NeighbourState[i] = j;
NeighbourBoard[NeighbourState[i]][i]
= 1;
NeighbourBoard[state[i]][i]
= 0;
// Calculating the objective
// value of the neighbour.
int temp
= calculateObjective(
NeighbourBoard,
NeighbourState);
// Comparing temporary and optimal
// neighbour objectives and if
// temporary is less than optimal
// then updating accordingly.
if (temp <= opObjective) {
opObjective = temp;
copyState(opState,
NeighbourState);
generateBoard(opBoard,
opState);
}
// Going back to the original
// configuration for the next
// iteration.
NeighbourBoard[NeighbourState[i]][i]
= 0;
NeighbourState[i] = state[i];
NeighbourBoard[state[i]][i] = 1;
}
}
}
// Copying the optimal board and
// state thus found to the current
// board and, state since c++ doesn't
// allow returning multiple values.
copyState(state, opState);
fill(board, 0);
generateBoard(board, state);
}
void hillClimbing(int board[][N],
int* state)
{
// Declaring and initializing the
// neighbour board and state with
// the current board and the state
// as the starting point.
int neighbourBoard[N][N] = {};
int neighbourState[N];
copyState(neighbourState, state);
generateBoard(neighbourBoard,
neighbourState);
do {
// Copying the neighbour board and
// state to the current board and
// state, since a neighbour
// becomes current after the jump.
copyState(state, neighbourState);
generateBoard(board, state);
// Getting the optimal neighbour
getNeighbour(neighbourBoard,
neighbourState);
if (compareStates(state,
neighbourState)) {
// If neighbour and current are
// equal then no optimal neighbour
// exists and therefore output the
// result and break the loop.
printBoard(board);
break;
}
else if (calculateObjective(board,
state)
== calculateObjective(
neighbourBoard,
neighbourState)) {
// If neighbour and current are
// not equal but their objectives
// are equal then we are either
// approaching a shoulder or a
// local optimum, in any case,
// jump to a random neighbour
// to escape it.
// Random neighbour
neighbourState[rand() % N]
= rand() % N;
generateBoard(neighbourBoard,
neighbourState);
}
} while (true);
}
// Driver code
int main()
{
int state[N] = {};
int board[N][N] = {};
// Getting a starting point by
// randomly configuring the board
configureRandomly(board, state);
// Do hill climbing on the
// board obtained
hillClimbing(board, state);
return 0;
}
输出:
0 0 1 0 0 0 0 0
0 0 0 0 0 1 0 0
0 0 0 0 0 0 0 1
1 0 0 0 0 0 0 0
0 0 0 1 0 0 0 0
0 0 0 0 0 0 1 0
0 0 0 0 1 0 0 0
0 1 0 0 0 0 0 0
复杂度分析
- 该算法的时间复杂度可分为三个部分:
- 计算目标–目标的计算涉及遍历船上所有皇后区并检查编号。攻击皇后的数量,这是由我们的calculateObjective函数在O(N 2 )时间完成的。

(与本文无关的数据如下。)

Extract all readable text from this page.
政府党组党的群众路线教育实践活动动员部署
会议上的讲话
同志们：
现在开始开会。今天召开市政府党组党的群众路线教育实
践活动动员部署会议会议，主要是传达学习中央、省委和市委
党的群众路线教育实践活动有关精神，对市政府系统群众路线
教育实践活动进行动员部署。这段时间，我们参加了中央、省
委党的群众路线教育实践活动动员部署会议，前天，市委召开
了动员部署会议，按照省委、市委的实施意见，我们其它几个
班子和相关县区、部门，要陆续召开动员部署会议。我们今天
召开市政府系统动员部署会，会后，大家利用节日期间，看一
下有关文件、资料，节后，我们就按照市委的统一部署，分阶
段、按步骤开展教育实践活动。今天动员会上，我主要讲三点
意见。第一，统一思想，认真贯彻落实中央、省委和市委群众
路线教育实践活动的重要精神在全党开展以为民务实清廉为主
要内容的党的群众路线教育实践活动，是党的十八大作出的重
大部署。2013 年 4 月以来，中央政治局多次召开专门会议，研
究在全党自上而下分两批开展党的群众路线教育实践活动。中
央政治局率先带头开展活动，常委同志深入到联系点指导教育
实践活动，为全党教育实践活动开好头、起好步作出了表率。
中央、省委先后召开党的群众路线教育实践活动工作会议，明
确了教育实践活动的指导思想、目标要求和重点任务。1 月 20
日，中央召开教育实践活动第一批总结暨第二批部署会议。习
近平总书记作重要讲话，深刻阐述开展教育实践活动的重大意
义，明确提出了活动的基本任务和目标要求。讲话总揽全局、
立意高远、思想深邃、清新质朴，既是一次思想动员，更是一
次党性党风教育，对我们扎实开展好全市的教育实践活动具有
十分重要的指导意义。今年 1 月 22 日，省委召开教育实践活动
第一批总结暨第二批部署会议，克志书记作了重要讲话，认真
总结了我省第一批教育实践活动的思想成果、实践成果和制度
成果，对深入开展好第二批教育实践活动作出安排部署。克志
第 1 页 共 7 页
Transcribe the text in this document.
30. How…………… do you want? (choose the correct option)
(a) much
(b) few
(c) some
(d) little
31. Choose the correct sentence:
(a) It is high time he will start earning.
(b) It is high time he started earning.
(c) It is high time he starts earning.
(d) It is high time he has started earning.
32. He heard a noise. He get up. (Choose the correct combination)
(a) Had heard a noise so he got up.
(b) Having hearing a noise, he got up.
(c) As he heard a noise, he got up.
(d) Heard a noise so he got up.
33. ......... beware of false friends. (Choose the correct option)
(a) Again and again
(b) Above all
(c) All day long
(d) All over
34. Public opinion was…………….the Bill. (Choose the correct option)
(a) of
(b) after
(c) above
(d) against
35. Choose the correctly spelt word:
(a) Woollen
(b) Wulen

- 邻居选择和邻居数量–对我们问题中邻居的描述给出了当前状态下总共N(N-1)个邻居。选择过程是最合适的,因此需要遍历所有邻居,也就是O(N 2 ) 。
- 搜索空间–我们问题的搜索空间总共包括N N 状态,对应于船上N个皇后区的所有可能配置。请注意,这是在考虑到每列一个女王/王后的附加约束之后。
- 因此,我们算法的最坏情况下的时间复杂度为O(N N ) 。但是,这种最坏情况在实践中很少发生,因此我们可以放心地认为它与N Queen问题所具有的任何其他算法一样好。因此,有效时间复杂度仅包括计算所有邻居的目标,直至达到一定深度(搜索不产生跳跃),这不依赖于N。因此,如果搜索深度为d,则时间复杂度为O(N 2 * N 2 * d) ,即O(d * N 4 )。